IRBs for Collaborative and International Research

For research that involves collaboration across institutions located within the United States, separate applications to each institution’s IRB are often required; sometimes arrangements can be made to establish a single, designated IRB. Research conducted overseas may need to be reviewed by ethics boards of varying types in the contexts where the research will occur (for instance, by a community leader or other expert), in addition to being reviewed by the IRB at the researcher’s home institution. Both the U.S. and the host country’s requirements for protecting human participants must be satisfied. Informed consent and other aspects of the research that ensure its ethical conduct must be meaningful by both U.S. and local cultural standards. If you contemplate needing the approval of multiple IRBs for your research, allow for more time for obtaining approval.

Categories of IRB Approval

Your project might be declared “exempt” from further review by your IRB, the review might be expedited, or the project might undergo full-board review depending on your substantive focus and research design (for example, the degree of risk that involvement in the project may pose for human participants). Unless the project is deemed exempt by your IRB, the project will need to undergo periodic review as it progresses.

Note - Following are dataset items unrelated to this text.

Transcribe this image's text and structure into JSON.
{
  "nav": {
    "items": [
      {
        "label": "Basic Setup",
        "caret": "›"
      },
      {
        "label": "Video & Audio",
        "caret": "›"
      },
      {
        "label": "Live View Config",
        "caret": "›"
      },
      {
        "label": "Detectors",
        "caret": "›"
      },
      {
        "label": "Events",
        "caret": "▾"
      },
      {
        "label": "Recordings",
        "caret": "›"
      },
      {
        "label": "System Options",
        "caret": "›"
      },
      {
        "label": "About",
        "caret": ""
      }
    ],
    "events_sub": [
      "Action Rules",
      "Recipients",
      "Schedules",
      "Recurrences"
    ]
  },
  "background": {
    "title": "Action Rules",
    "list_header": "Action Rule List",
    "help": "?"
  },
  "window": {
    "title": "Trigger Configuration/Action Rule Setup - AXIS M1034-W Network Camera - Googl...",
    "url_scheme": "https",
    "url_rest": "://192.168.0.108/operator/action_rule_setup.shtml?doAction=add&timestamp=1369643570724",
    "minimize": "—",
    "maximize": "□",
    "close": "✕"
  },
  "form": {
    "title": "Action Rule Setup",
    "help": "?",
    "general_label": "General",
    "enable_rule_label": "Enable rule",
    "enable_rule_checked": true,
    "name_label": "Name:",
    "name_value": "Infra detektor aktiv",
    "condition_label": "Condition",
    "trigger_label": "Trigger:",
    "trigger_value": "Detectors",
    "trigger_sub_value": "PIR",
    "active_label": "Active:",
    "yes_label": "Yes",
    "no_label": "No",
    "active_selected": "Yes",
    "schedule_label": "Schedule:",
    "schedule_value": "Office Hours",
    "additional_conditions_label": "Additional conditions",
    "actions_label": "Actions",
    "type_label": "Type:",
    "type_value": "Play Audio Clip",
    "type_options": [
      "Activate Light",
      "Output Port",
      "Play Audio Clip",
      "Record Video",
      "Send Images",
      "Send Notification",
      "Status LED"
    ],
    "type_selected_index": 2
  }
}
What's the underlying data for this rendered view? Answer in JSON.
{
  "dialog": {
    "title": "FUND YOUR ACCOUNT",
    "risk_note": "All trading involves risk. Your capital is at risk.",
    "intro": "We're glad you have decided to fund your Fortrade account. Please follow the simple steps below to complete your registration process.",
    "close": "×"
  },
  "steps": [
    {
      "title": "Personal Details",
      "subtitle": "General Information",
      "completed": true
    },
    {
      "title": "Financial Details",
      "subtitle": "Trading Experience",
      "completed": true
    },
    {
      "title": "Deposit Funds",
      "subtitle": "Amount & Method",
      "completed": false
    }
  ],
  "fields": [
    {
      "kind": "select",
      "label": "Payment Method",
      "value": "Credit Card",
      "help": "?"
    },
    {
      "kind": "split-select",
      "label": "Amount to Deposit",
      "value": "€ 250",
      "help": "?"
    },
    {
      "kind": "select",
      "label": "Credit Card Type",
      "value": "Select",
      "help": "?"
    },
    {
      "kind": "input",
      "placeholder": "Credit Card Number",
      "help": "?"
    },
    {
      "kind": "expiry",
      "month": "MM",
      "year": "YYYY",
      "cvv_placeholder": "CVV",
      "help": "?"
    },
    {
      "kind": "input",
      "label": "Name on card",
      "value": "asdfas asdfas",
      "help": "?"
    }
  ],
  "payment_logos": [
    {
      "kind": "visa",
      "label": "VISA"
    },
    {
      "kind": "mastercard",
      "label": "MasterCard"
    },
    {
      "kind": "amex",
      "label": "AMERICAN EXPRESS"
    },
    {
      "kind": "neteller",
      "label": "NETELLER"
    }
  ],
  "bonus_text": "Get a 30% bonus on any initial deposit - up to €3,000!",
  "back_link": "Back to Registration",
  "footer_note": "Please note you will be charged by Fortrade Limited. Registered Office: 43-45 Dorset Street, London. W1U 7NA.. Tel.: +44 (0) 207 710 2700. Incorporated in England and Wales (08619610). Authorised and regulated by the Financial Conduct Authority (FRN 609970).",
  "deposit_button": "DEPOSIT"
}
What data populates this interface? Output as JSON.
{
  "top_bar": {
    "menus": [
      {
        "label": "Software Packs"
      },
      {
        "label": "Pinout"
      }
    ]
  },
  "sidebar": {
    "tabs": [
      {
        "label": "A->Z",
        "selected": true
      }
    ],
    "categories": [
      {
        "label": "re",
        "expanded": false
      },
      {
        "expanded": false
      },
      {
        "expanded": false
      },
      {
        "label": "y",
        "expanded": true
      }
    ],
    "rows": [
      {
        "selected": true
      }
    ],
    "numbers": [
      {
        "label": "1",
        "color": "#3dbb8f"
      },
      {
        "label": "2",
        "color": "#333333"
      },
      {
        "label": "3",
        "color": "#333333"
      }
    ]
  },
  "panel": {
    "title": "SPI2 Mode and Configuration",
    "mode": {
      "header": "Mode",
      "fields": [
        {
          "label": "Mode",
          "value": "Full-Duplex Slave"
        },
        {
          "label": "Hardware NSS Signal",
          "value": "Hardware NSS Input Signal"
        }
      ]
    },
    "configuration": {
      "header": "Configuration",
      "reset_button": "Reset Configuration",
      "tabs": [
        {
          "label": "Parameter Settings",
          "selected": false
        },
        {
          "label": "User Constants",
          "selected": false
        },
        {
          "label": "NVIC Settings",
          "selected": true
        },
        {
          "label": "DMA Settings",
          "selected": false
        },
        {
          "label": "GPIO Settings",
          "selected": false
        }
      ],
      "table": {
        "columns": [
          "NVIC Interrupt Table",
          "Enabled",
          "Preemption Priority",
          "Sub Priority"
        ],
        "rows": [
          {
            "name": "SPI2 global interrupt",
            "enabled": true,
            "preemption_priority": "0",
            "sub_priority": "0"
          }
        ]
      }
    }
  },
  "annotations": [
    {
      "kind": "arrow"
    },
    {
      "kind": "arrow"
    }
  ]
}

If you are not planning to collect any identifying information from project participants, and your project meets additional restrictive criteria, it may be deemed exempt from continued oversight or review by the IRB. This is a decision that can only be made by the IRB once you submit your IRB protocol including a justified request for exemption. Researchers cannot self-exempt their work.

IRB guidelines typically project that application review will take three or four months. However, IRBs are often able to grant exemptions more quickly than they can issue other types of judgments on research projects.

The following types of research often qualify for an IRB exemption:

  • research in educational settings involving educational practice
  • research involving educational tests, surveys, interviews or observations of public behavior
    • if the participants are elected public officials or candidates for office
    • if the participants are not identified or disclosure of their responses would not involve more than reasonable (“everyday”) risk
  • research involving the collection or study of existing data if they are publicly available and/or unidentifiable
  • research designed to study public benefit or service programs.

Research among vulnerable populations as defined by federal regulations (e.g. children or prisoners) is typically not exempt even if it meets one of the above criteria.

Whether or not your research is exempt from continued IRB review, you might consider planning data collection so as to avoid gathering identifying information from human participants if the level of sensitivity of the personal information is high, and especially if you don’t anticipate needing to contact participants more than once. While it is common practice to record personal information, such information is often used only for administrative purposes; avoiding gathering such information makes the project and the collected data easier to manage from a legal and ethical perspective.

QDR urges researchers to allow ethical principles to guide their research far beyond what IRBs require of them. Ethical considerations and strong ethical standards should be a backdrop to everything you do while conducting research.